I'm learning 80386 from PC Assembly by paul caurter
mul source
- If the operand is byte sized, it is multiplied by the byte in the AL register and the result is stored in the 16 bits of AX.
fine.
- If the source is 16-bit, it is multiplied by the word in AX and the 32-bit result is stored in DX:AX.
Q1: Why DX:AX ? Why can't it store in EAX / EDX?
imul
is really confusing
imul dest, source1
imul dest, source1, source2
I've problem in understanding the table.
Q2: in the 2nd entry of the table. Again, why DX:AX. Why not EAX or EDX?
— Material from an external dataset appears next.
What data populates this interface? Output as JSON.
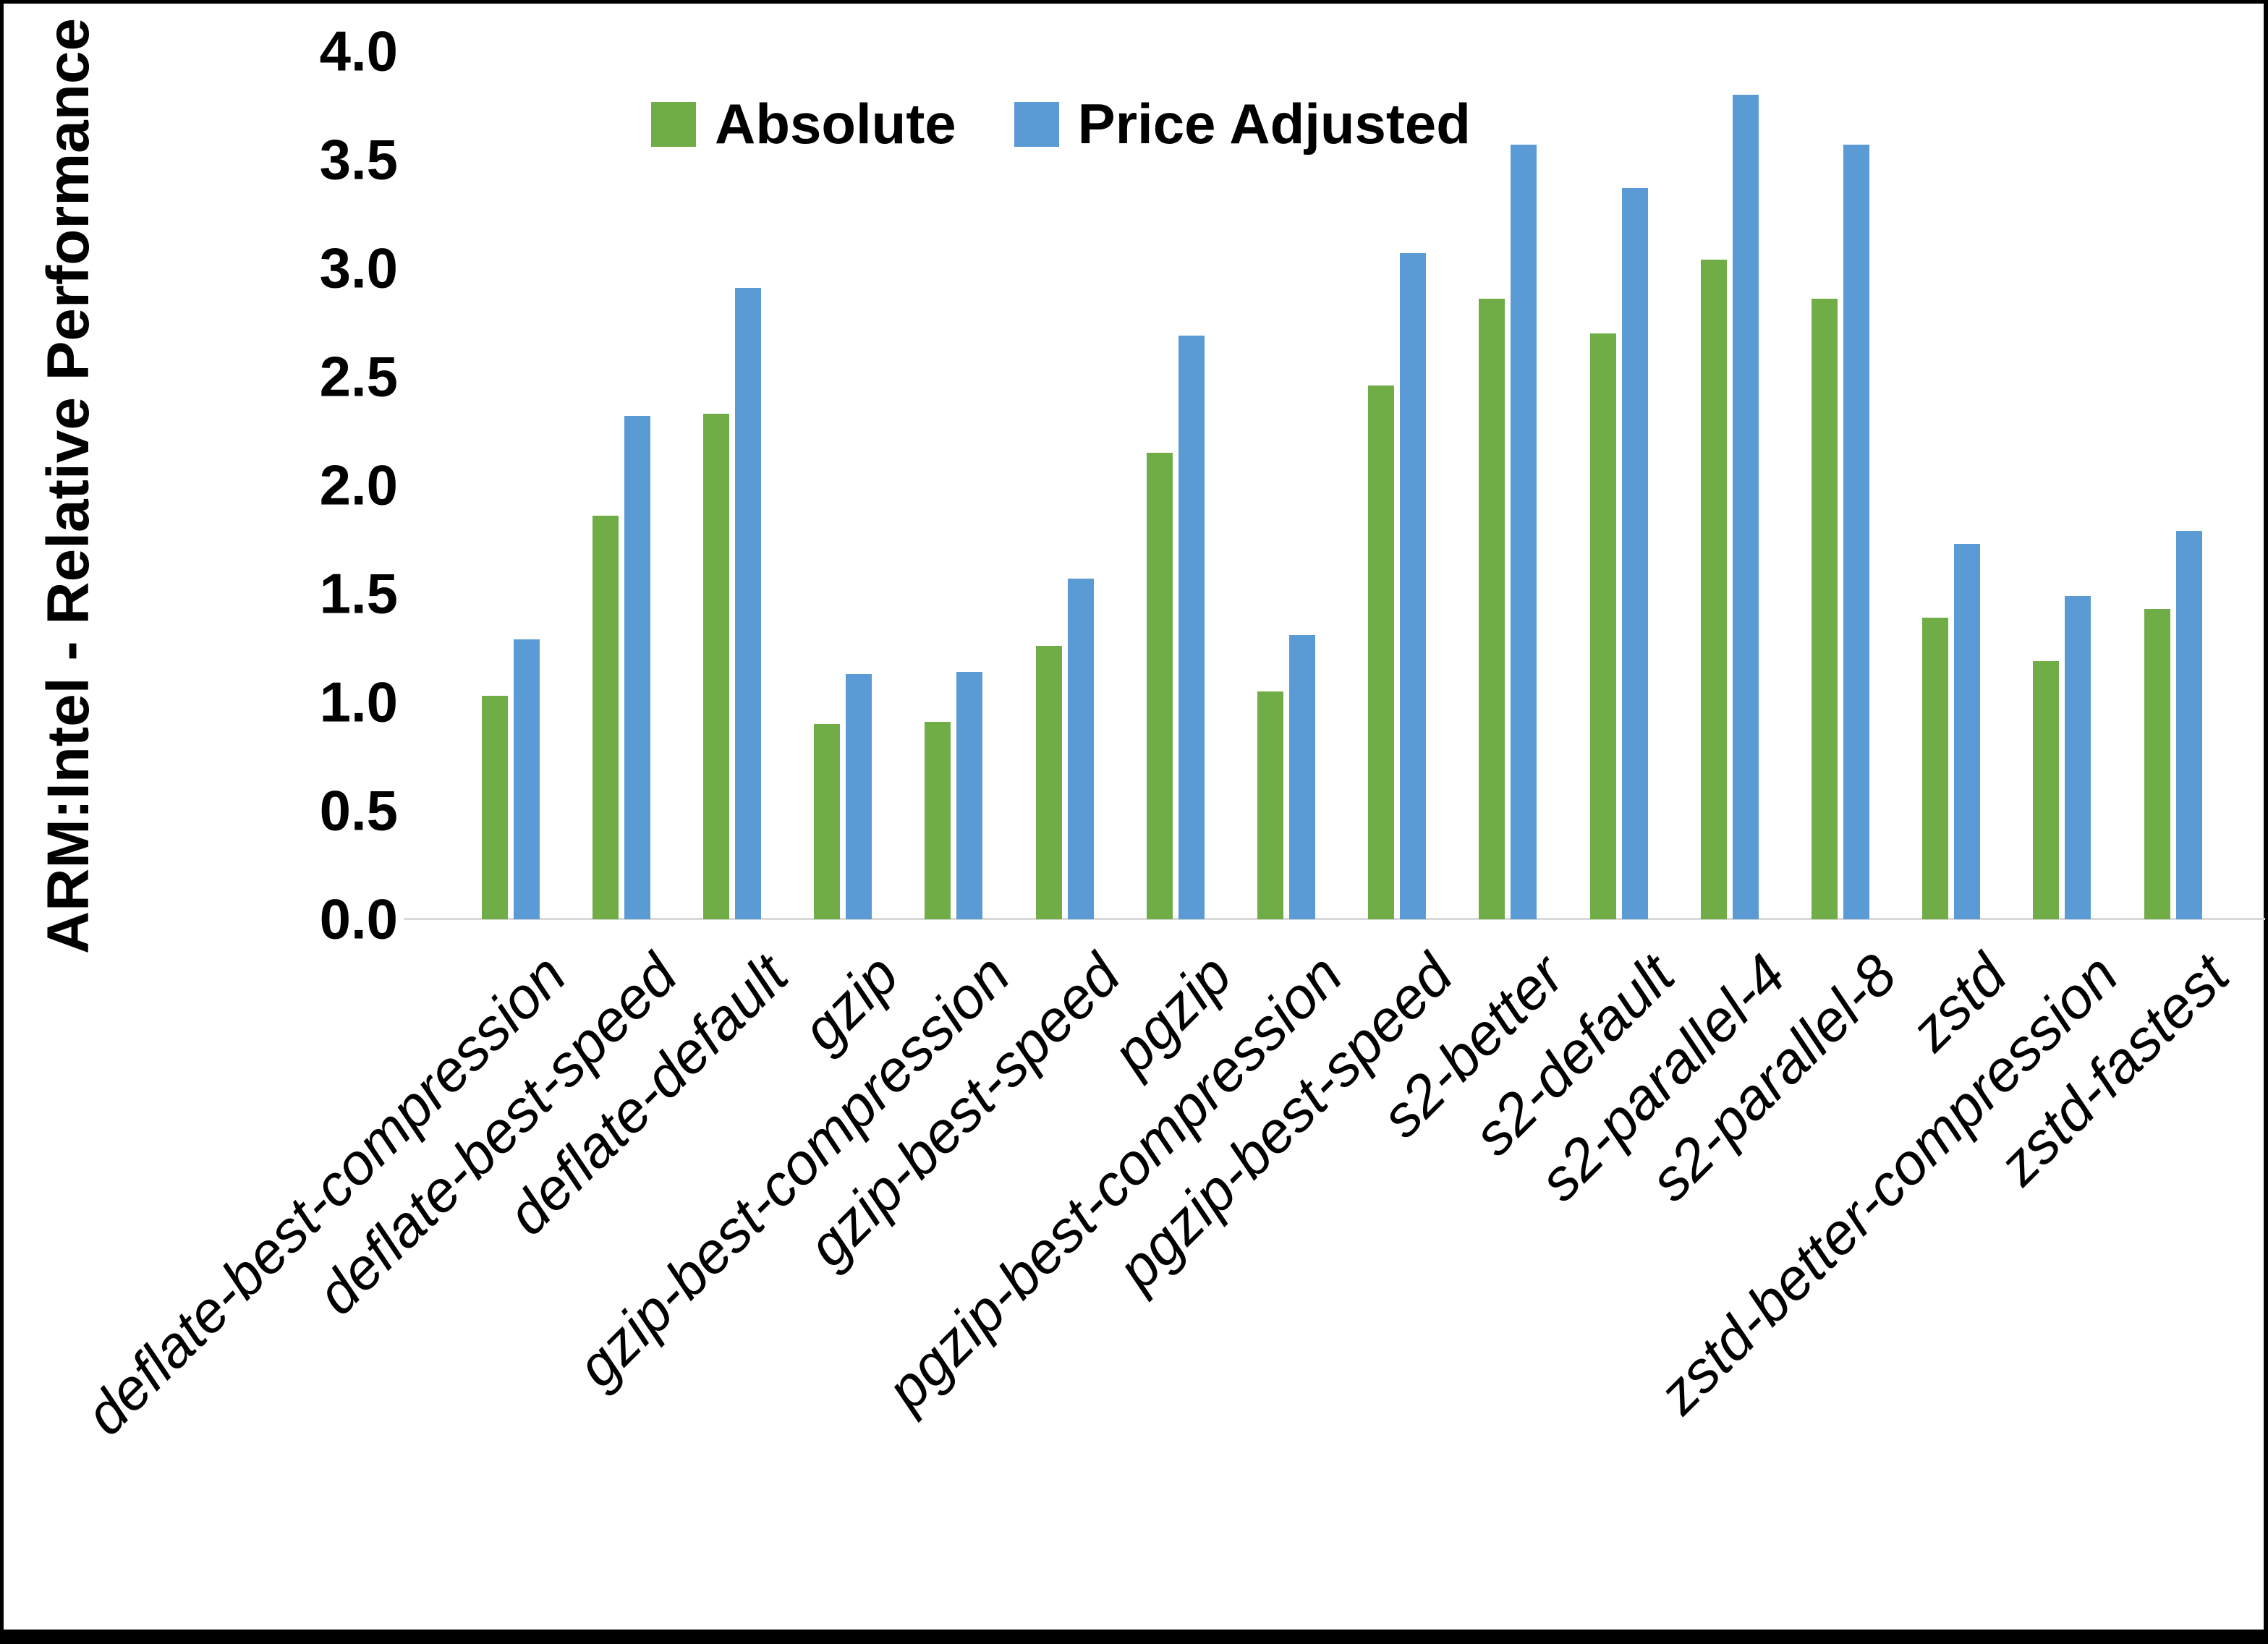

Now consider following code snippet:
imul eax ; edx:eax = eax * eax
mov ebx, eax ; save answer in ebx
mov eax, square_msg ; square_msg db "Square of input is ", 0
call print_string ; prints the string eax
mov eax, ebx
call print_int ; prints the int stored in eax
call print_nl ; prints new line
Q3: Its previsously said that The notation EDX:EAX means to think of the EDX and EAX registers as one 64 bit register with the upper
32 bits in EDX and the lower bits in EAX.
So the answer is also stored in edx, right? in the above code we didn't consider any EDX we are just referring to EAX
How is this still working?
Q4: I've problem with rest of all entries in the table. worst case multiplication result of two n bit numbers(n = 8/16/32 bits) is 2n bits. How come its storing the result of two 16/32 bit multiplication result in register of same size itself?
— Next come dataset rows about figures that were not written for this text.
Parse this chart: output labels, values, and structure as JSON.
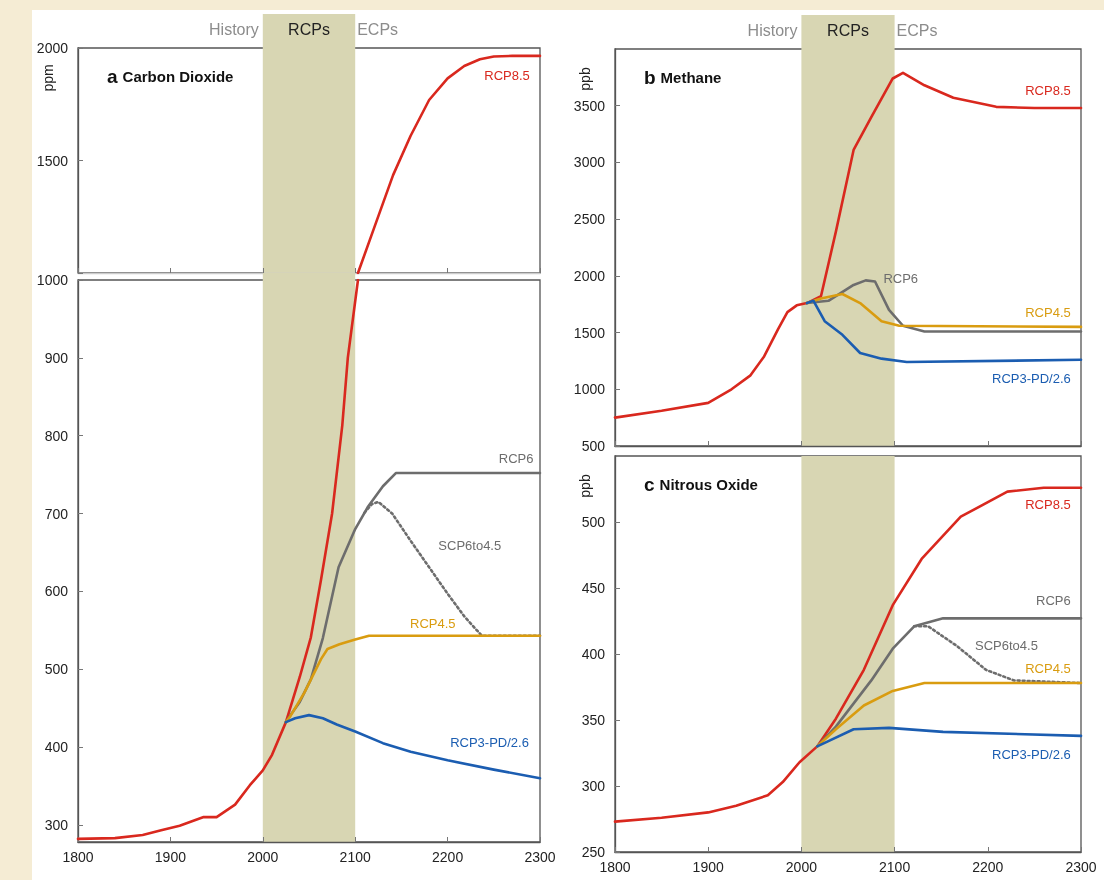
{
  "chart_data": [
    {
      "type": "line",
      "title": "a Carbon Dioxide",
      "ylabel": "ppm",
      "xlim": [
        1800,
        2300
      ],
      "xticks": [
        1800,
        1900,
        2000,
        2100,
        2200,
        2300
      ],
      "ylim": [
        1000,
        2000
      ],
      "yticks": [
        {
          "value": 1000,
          "label": null
        },
        1500,
        2000
      ],
      "tick_labels": "y",
      "grid": false,
      "legend": false,
      "marker": "none",
      "annotations": [
        "History",
        "ECPs"
      ],
      "bands": [
        {
          "axis": "x",
          "from": 2000,
          "to": 2100,
          "label": "RCPs",
          "color": "#d8d6b3"
        }
      ],
      "series": [
        {
          "name": "RCP8.5",
          "color": "#d9281e",
          "x": [
            2103,
            2120,
            2141,
            2160,
            2180,
            2200,
            2218,
            2235,
            2250,
            2270,
            2300
          ],
          "values": [
            1000,
            1195,
            1435,
            1610,
            1769,
            1865,
            1920,
            1950,
            1962,
            1965,
            1965
          ]
        }
      ]
    },
    {
      "type": "line",
      "xlim": [
        1800,
        2300
      ],
      "xticks": [
        1800,
        1900,
        2000,
        2100,
        2200,
        2300
      ],
      "ylim": [
        278,
        1000
      ],
      "yticks": [
        300,
        400,
        500,
        600,
        700,
        800,
        900,
        1000
      ],
      "grid": false,
      "legend": false,
      "marker": "none",
      "bands": [
        {
          "axis": "x",
          "from": 2000,
          "to": 2100,
          "label": null,
          "color": "#d8d6b3"
        }
      ],
      "series": [
        {
          "color": "#d9281e",
          "x": [
            1800,
            1840,
            1870,
            1890,
            1910,
            1936,
            1950,
            1960,
            1970,
            1986,
            2000,
            2010,
            2025,
            2040,
            2052,
            2063,
            2075,
            2086,
            2092,
            2103
          ],
          "values": [
            282,
            283,
            287,
            293,
            299,
            310,
            310,
            318,
            326,
            351,
            370,
            390,
            432,
            490,
            541,
            615,
            700,
            813,
            900,
            1000
          ]
        },
        {
          "name": "RCP6",
          "color": "#6d6d6d",
          "x": [
            2025,
            2030,
            2040,
            2052,
            2065,
            2082,
            2100,
            2114,
            2130,
            2144,
            2300
          ],
          "values": [
            432,
            441,
            458,
            487,
            540,
            631,
            680,
            709,
            735,
            752,
            752
          ]
        },
        {
          "name": "SCP6to4.5",
          "color": "#6d6d6d",
          "line_style": "dotted",
          "x": [
            2110,
            2118,
            2125,
            2140,
            2160,
            2180,
            2200,
            2218,
            2237,
            2300
          ],
          "values": [
            701,
            712,
            715,
            700,
            665,
            631,
            597,
            568,
            543,
            543
          ]
        },
        {
          "name": "RCP4.5",
          "color": "#d99c10",
          "x": [
            2025,
            2030,
            2045,
            2063,
            2070,
            2083,
            2100,
            2115,
            2300
          ],
          "values": [
            432,
            440,
            470,
            513,
            526,
            532,
            538,
            543,
            543
          ]
        },
        {
          "name": "RCP3-PD/2.6",
          "color": "#1b5db1",
          "x": [
            2025,
            2035,
            2050,
            2065,
            2080,
            2100,
            2130,
            2160,
            2200,
            2250,
            2300
          ],
          "values": [
            432,
            437,
            441,
            437,
            429,
            420,
            405,
            394,
            383,
            371,
            360
          ]
        }
      ]
    },
    {
      "type": "line",
      "title": "b Methane",
      "ylabel": "ppb",
      "xlim": [
        1800,
        2300
      ],
      "xticks": [
        1800,
        1900,
        2000,
        2100,
        2200,
        2300
      ],
      "ylim": [
        500,
        4000
      ],
      "yticks": [
        500,
        1000,
        1500,
        2000,
        2500,
        3000,
        3500
      ],
      "tick_labels": "y",
      "grid": false,
      "legend": false,
      "marker": "none",
      "annotations": [
        "History",
        "ECPs"
      ],
      "bands": [
        {
          "axis": "x",
          "from": 2000,
          "to": 2100,
          "label": "RCPs",
          "color": "#d8d6b3"
        }
      ],
      "series": [
        {
          "name": "RCP8.5",
          "color": "#d9281e",
          "x": [
            1800,
            1850,
            1900,
            1925,
            1945,
            1960,
            1975,
            1985,
            1995,
            2006,
            2021,
            2037,
            2056,
            2075,
            2098,
            2109,
            2132,
            2163,
            2209,
            2250,
            2300
          ],
          "values": [
            750,
            810,
            880,
            1000,
            1120,
            1290,
            1530,
            1680,
            1740,
            1760,
            1820,
            2390,
            3110,
            3400,
            3740,
            3790,
            3680,
            3570,
            3490,
            3480,
            3480
          ]
        },
        {
          "name": "RCP6",
          "color": "#6d6d6d",
          "x": [
            2006,
            2029,
            2056,
            2069,
            2079,
            2094,
            2109,
            2132,
            2300
          ],
          "values": [
            1760,
            1780,
            1920,
            1960,
            1950,
            1700,
            1560,
            1510,
            1510
          ]
        },
        {
          "name": "RCP4.5",
          "color": "#d99c10",
          "x": [
            2006,
            2021,
            2044,
            2063,
            2086,
            2105,
            2300
          ],
          "values": [
            1760,
            1800,
            1840,
            1760,
            1600,
            1560,
            1550
          ]
        },
        {
          "name": "RCP3-PD/2.6",
          "color": "#1b5db1",
          "x": [
            2006,
            2013,
            2025,
            2044,
            2063,
            2086,
            2113,
            2300
          ],
          "values": [
            1760,
            1780,
            1600,
            1480,
            1320,
            1270,
            1240,
            1260
          ]
        }
      ]
    },
    {
      "type": "line",
      "title": "c Nitrous Oxide",
      "ylabel": "ppb",
      "xlim": [
        1800,
        2300
      ],
      "xticks": [
        1800,
        1900,
        2000,
        2100,
        2200,
        2300
      ],
      "ylim": [
        250,
        550
      ],
      "yticks": [
        250,
        300,
        350,
        400,
        450,
        500
      ],
      "grid": false,
      "legend": false,
      "marker": "none",
      "bands": [
        {
          "axis": "x",
          "from": 2000,
          "to": 2100,
          "label": null,
          "color": "#d8d6b3"
        }
      ],
      "series": [
        {
          "name": "RCP8.5",
          "color": "#d9281e",
          "x": [
            1800,
            1850,
            1900,
            1930,
            1964,
            1980,
            1998,
            2017,
            2037,
            2067,
            2098,
            2129,
            2171,
            2221,
            2260,
            2300
          ],
          "values": [
            273,
            276,
            280,
            285,
            293,
            303,
            318,
            330,
            351,
            388,
            437,
            472,
            504,
            523,
            526,
            526
          ]
        },
        {
          "name": "RCP6",
          "color": "#6d6d6d",
          "x": [
            2017,
            2037,
            2075,
            2098,
            2121,
            2152,
            2300
          ],
          "values": [
            330,
            345,
            380,
            404,
            421,
            427,
            427
          ]
        },
        {
          "name": "SCP6to4.5",
          "color": "#6d6d6d",
          "line_style": "dotted",
          "x": [
            2121,
            2136,
            2167,
            2198,
            2228,
            2300
          ],
          "values": [
            421,
            421,
            406,
            388,
            380,
            378
          ]
        },
        {
          "name": "RCP4.5",
          "color": "#d99c10",
          "x": [
            2017,
            2037,
            2067,
            2098,
            2132,
            2300
          ],
          "values": [
            330,
            343,
            361,
            372,
            378,
            378
          ]
        },
        {
          "name": "RCP3-PD/2.6",
          "color": "#1b5db1",
          "x": [
            2017,
            2029,
            2056,
            2094,
            2152,
            2300
          ],
          "values": [
            330,
            334,
            343,
            344,
            341,
            338
          ]
        }
      ]
    }
  ]
}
Q1/Q2: The x86 instruction set maintains its 16-bit history. When doing a 16-bit multiply, the answer is stored in DX:AX. That's just the way it is, because that's how it was in 16-bit land.
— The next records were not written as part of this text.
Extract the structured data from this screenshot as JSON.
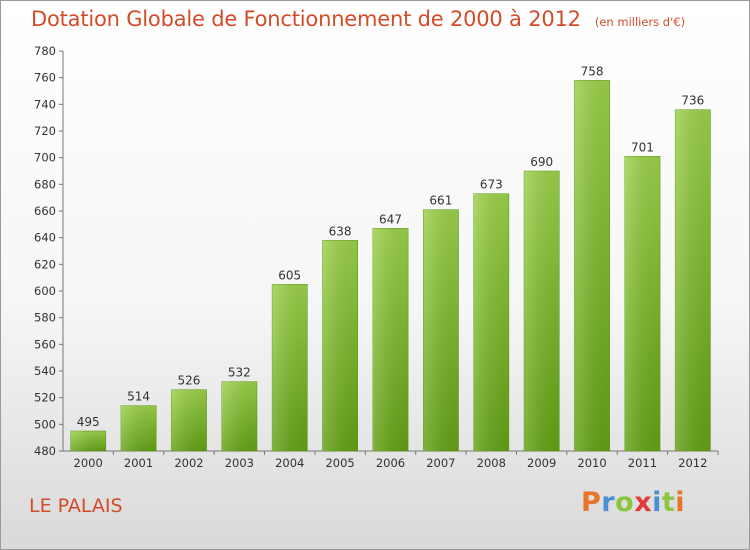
{
  "chart_data": {
    "type": "bar",
    "title": "Dotation Globale de Fonctionnement de 2000 à 2012",
    "subtitle": "(en milliers d'€)",
    "categories": [
      "2000",
      "2001",
      "2002",
      "2003",
      "2004",
      "2005",
      "2006",
      "2007",
      "2008",
      "2009",
      "2010",
      "2011",
      "2012"
    ],
    "values": [
      495,
      514,
      526,
      532,
      605,
      638,
      647,
      661,
      673,
      690,
      758,
      701,
      736
    ],
    "ylim": [
      480,
      780
    ],
    "yticks": [
      480,
      500,
      520,
      540,
      560,
      580,
      600,
      620,
      640,
      660,
      680,
      700,
      720,
      740,
      760,
      780
    ],
    "grid": false,
    "bar_color": "#7ab82e"
  },
  "footer": {
    "commune": "LE PALAIS",
    "brand_letters": [
      {
        "ch": "P",
        "color": "#e8732a"
      },
      {
        "ch": "r",
        "color": "#4a8fd0"
      },
      {
        "ch": "o",
        "color": "#8cc63f"
      },
      {
        "ch": "x",
        "color": "#e03c3c"
      },
      {
        "ch": "i",
        "color": "#4a8fd0"
      },
      {
        "ch": "t",
        "color": "#8cc63f"
      },
      {
        "ch": "i",
        "color": "#e8732a"
      }
    ]
  }
}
Q3: The code you showed has a bug if you try to compute the square of a number larger than 2^16, because the code ignores the high 32 bits of the result stored in edx
.
Q4: I think you may be misreading the table. 8-bit multiplications are stored in a 16-bit result; 16-bit multiplications are stored in a 32-bit result; 32-bit multiplications are stored in a 64-bit result. Which line are you referring to specifically?